Hırsız, avucunun içindeki armut çekirdeğini uzatır ve “bu çekirdeği ekerseniz bir gün içinde altın meyveler veren bir ağacın yeşerdiğini göreceksiniz.."

İmparator kahkaha atarak; “ek o zaman, altın meyveleri görünce affederim seni.." dedi.

Yoksul adam:

"Haşmetlim bu tohumu ben ekemem çünkü

İmparator irkildi, suratını astı, bir süre düşündü, sonra hırçın bir sesle;

"Ben imparator'um bahçıvan değil. O tohumu başbakana ver eksin de altın meyveleri görelim” dedi.
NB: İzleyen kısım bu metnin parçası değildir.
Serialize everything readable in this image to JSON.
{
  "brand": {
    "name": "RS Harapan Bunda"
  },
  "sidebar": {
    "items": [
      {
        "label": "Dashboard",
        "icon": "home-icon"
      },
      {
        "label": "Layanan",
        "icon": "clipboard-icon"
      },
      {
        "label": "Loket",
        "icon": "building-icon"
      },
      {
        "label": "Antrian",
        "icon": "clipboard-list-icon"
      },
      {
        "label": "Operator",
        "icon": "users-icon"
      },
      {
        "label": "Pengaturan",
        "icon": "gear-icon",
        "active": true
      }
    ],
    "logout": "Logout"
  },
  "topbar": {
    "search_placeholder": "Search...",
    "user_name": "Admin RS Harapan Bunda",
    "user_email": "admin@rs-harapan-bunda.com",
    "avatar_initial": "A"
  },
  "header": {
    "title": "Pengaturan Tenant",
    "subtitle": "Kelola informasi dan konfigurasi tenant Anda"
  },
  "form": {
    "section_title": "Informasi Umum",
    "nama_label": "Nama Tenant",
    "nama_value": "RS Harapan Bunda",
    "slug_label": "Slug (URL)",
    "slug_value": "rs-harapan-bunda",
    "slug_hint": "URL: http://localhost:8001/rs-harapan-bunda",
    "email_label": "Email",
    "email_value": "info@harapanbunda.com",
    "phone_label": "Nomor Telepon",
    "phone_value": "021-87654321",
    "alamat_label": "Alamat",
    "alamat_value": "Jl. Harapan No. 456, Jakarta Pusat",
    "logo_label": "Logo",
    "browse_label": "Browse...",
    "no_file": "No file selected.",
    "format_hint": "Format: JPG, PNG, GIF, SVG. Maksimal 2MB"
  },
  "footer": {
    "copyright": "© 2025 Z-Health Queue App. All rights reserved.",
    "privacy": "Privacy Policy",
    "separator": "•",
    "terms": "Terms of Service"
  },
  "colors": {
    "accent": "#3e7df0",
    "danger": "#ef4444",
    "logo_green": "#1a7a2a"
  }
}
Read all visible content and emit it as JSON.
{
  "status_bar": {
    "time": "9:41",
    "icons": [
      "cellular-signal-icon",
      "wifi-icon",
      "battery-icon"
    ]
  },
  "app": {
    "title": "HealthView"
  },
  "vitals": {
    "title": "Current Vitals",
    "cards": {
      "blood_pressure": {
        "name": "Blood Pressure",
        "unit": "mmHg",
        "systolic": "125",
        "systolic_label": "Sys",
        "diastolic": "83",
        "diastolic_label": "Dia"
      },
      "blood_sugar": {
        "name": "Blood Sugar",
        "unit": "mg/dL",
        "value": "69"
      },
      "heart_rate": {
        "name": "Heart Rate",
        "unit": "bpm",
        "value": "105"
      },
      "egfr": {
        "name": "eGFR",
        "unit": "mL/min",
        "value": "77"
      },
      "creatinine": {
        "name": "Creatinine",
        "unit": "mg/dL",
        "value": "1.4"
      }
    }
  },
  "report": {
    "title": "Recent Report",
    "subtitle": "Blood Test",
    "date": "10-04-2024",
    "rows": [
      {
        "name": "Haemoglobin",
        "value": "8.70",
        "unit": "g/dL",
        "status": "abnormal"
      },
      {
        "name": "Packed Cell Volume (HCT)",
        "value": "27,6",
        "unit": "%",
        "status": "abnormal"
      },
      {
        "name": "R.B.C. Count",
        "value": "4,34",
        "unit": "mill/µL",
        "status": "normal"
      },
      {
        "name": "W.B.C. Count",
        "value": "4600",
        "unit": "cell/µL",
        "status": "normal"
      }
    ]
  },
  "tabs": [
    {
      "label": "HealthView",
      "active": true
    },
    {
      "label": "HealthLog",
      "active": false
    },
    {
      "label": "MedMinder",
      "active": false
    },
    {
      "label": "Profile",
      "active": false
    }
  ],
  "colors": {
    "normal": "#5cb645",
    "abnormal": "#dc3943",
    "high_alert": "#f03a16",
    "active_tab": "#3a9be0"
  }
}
Yoksul adam, tohumu başbakana uzatınca başbakan telâşe içersinde İmparator'a dönüp itiraz etti. "Ben ekim biçim işlerinde çok beceriksizim efendim, sihirli tohumu ziyan ederim. Bence bu tohumu hazinadar başı eksin.”

Hazinedar başı da hemen bir bahane buldu ve bu görevi başkasına devretti. Bir bir orada bulunan herkes sudan sebeplerle tohum ekme görevinden kaçındılar.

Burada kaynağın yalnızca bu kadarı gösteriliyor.